Fyctia
8- Activités illégales de nuit
Je fais partie de ces gens qui hument tout. Les livres qu’ils lisent (les romans papiers, pas ceux sur liseuses, dénués de charmes, quoique pratique). Les draps de leur lit à la sortie de la machine à laver. Les bougies avant qu’elles ne se consument. Les fleurs dans le jardin. L’odeur de la terre mouillée par la pluie (ça s’appelle le pétrichor). Le gazon fraîchement coupé. Le parfum des gens qui flottent dans l’air. L’odeur du shampoing piégée dans mes cheveux. Ma crème de nuit. Ma crème de jour. Maman quand elle me prend dans ses bras. L’arôme du café fumant. Le chocolat noir encore emballé dans le papier aluminum. Les effluves des croissants chauds de la pâtisserie au petit matin. Le citron pressé. Le dentifrice mentholé. Le basilic en pot dans la cuisine. Le parfum du voisin quand sa fenêtre est ouverte. Je suis allée discrètement humée l’air devant sa fenêtre (il doit faire partie de ces hommes qui s’aspergent d’eau de toilette). Des notes de basilic et de pamplemousse pressé trainaient dans son sillage, une fragrance épicée et fruitée tout à la fois.
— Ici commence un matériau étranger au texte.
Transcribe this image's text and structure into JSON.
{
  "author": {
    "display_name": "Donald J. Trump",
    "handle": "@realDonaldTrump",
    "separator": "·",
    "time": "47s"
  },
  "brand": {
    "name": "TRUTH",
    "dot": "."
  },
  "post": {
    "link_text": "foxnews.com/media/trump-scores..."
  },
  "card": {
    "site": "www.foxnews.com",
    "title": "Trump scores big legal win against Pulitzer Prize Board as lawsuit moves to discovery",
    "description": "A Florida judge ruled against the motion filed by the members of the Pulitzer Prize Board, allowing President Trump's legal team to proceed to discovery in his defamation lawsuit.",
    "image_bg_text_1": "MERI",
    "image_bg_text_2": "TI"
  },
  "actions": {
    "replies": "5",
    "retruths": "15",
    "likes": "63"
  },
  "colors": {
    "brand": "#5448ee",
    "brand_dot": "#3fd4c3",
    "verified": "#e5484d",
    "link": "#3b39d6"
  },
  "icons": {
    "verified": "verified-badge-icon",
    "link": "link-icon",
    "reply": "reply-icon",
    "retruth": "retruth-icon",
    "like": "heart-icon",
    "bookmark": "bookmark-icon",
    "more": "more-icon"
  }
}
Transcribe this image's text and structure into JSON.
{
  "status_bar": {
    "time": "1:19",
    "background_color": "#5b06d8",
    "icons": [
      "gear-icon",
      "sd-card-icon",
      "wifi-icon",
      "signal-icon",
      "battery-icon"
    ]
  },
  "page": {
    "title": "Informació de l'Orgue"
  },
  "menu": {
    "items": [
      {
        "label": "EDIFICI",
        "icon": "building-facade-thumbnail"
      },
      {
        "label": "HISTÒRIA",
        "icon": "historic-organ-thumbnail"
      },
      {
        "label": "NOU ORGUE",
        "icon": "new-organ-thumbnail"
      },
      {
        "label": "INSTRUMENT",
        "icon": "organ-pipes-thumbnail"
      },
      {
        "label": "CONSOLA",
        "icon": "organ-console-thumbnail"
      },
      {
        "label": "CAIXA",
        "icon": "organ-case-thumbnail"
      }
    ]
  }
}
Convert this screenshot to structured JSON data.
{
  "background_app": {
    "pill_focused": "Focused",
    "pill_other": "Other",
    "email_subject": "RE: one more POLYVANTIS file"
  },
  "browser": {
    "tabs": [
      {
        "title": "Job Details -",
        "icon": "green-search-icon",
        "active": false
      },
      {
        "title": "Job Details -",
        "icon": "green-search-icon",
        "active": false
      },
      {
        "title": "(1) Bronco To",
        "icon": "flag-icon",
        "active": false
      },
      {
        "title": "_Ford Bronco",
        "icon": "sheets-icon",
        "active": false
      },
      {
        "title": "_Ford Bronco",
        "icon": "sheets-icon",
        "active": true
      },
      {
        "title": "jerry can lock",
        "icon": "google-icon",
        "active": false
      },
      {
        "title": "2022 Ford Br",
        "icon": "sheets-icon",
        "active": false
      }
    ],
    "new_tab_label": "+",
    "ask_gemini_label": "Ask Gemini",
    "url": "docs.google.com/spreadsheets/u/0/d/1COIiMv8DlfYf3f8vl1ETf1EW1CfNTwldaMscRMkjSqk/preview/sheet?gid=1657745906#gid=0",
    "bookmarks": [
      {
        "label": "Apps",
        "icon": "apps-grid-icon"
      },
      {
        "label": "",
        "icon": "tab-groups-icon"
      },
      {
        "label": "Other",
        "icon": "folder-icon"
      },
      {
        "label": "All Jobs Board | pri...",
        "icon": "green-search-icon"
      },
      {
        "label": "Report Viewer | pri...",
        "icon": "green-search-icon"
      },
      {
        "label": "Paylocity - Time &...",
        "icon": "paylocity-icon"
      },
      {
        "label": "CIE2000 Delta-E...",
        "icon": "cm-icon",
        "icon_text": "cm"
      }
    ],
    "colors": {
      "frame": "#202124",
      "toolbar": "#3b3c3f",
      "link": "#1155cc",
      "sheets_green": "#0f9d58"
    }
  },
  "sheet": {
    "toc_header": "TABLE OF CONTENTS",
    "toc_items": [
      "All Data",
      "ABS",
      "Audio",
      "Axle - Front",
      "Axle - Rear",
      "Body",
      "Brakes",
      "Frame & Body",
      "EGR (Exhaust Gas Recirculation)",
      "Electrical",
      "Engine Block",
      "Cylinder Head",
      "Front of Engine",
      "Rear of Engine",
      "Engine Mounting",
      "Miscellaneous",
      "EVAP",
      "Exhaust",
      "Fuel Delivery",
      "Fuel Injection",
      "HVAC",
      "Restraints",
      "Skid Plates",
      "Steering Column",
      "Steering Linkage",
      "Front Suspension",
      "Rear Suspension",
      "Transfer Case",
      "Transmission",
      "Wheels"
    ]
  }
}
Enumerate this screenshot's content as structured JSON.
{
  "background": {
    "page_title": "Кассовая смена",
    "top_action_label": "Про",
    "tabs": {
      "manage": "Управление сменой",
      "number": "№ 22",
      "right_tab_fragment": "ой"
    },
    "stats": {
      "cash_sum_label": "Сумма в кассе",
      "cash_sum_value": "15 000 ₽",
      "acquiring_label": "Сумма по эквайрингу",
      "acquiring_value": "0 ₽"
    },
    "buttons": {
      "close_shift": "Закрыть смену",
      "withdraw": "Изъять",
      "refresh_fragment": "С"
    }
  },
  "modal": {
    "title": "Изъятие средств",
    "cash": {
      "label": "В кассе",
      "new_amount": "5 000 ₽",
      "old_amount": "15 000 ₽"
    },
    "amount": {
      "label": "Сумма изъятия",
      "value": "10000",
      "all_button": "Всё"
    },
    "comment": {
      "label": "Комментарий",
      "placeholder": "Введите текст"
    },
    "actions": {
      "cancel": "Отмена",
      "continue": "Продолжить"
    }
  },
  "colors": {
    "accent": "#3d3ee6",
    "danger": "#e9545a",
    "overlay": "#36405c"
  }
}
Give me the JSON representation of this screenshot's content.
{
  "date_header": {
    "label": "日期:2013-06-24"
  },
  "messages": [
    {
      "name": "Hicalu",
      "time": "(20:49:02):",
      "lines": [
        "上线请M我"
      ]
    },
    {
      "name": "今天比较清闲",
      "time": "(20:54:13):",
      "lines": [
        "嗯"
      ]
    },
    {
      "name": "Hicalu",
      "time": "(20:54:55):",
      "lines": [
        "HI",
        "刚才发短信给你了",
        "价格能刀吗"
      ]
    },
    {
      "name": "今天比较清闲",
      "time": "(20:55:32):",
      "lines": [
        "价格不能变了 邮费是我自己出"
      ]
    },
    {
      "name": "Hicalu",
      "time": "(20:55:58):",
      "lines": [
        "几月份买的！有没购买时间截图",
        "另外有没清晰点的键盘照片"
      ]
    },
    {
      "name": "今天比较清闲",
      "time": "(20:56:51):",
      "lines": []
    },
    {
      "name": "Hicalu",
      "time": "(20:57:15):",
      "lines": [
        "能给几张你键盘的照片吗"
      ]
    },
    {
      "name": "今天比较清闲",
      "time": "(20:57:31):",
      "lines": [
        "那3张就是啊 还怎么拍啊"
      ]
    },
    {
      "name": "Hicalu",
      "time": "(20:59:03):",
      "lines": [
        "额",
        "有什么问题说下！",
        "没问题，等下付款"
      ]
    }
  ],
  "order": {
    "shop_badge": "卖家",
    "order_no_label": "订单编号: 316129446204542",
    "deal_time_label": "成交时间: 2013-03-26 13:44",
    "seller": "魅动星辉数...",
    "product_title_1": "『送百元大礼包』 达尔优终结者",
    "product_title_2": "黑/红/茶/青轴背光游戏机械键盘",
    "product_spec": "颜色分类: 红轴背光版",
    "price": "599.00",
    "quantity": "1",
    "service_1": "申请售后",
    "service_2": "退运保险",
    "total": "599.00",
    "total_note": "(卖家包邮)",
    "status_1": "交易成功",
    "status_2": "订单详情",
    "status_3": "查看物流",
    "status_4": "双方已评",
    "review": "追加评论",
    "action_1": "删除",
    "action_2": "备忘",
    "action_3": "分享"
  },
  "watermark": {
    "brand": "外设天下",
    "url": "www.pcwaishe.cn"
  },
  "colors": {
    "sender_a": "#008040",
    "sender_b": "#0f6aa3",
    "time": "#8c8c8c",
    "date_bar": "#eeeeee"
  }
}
Et, évidemment, je sens la lettre d’une simplicité infantile que je suis en train de glisser dans sa boîte aux lettres.
L’odorat a toujours été un de mes cinq sens les plus développés. Aucun de mes ex ne pouvaient donc sentir mauvais. Je crois que je tombe amoureuse d’abord par mon nez. Ce Théodore a vraiment un parfum qui lui va à ravir. J’aurais préféré qu’il pue, hors de question d’en pincer pour lui. Quand j’ai filé au boulot ce matin (j’ai eu une heure de retard), j’ai humé son odeur dans le couloir. Pour ma défense, j’ai dû inventer un bobard à ma supérieure (qui n’est autre que France. J’avais trop honte (ou trop peur) de croiser le voisin en sortant de chez moi, j’ai donc attendu qu’il s’en aille le premier (ce qui a fini par arriver). À présent de retour chez moi, l’œil collé sur le judas, je l’espionne qui sort le courrier de sa boîte aux lettres. Sans plus attendre, il lit mon mot sur le pallier. Pas difficile, vu qu’il ne contient que 14 mots, si j’ai bien compté.
Cher Théodore,
Je suis à court de mots mais je suis sincèrement navrée. Sachez que si vous le désirez, je sais être une bonne amie, si cela vous chante.
Alice
Un sourire fugace se dessine sur ses lèvres. Le voisin plie la feuille, la fourre dans la poche de sa veste avant de rentrer chez lui. Va-t-il me répondre ?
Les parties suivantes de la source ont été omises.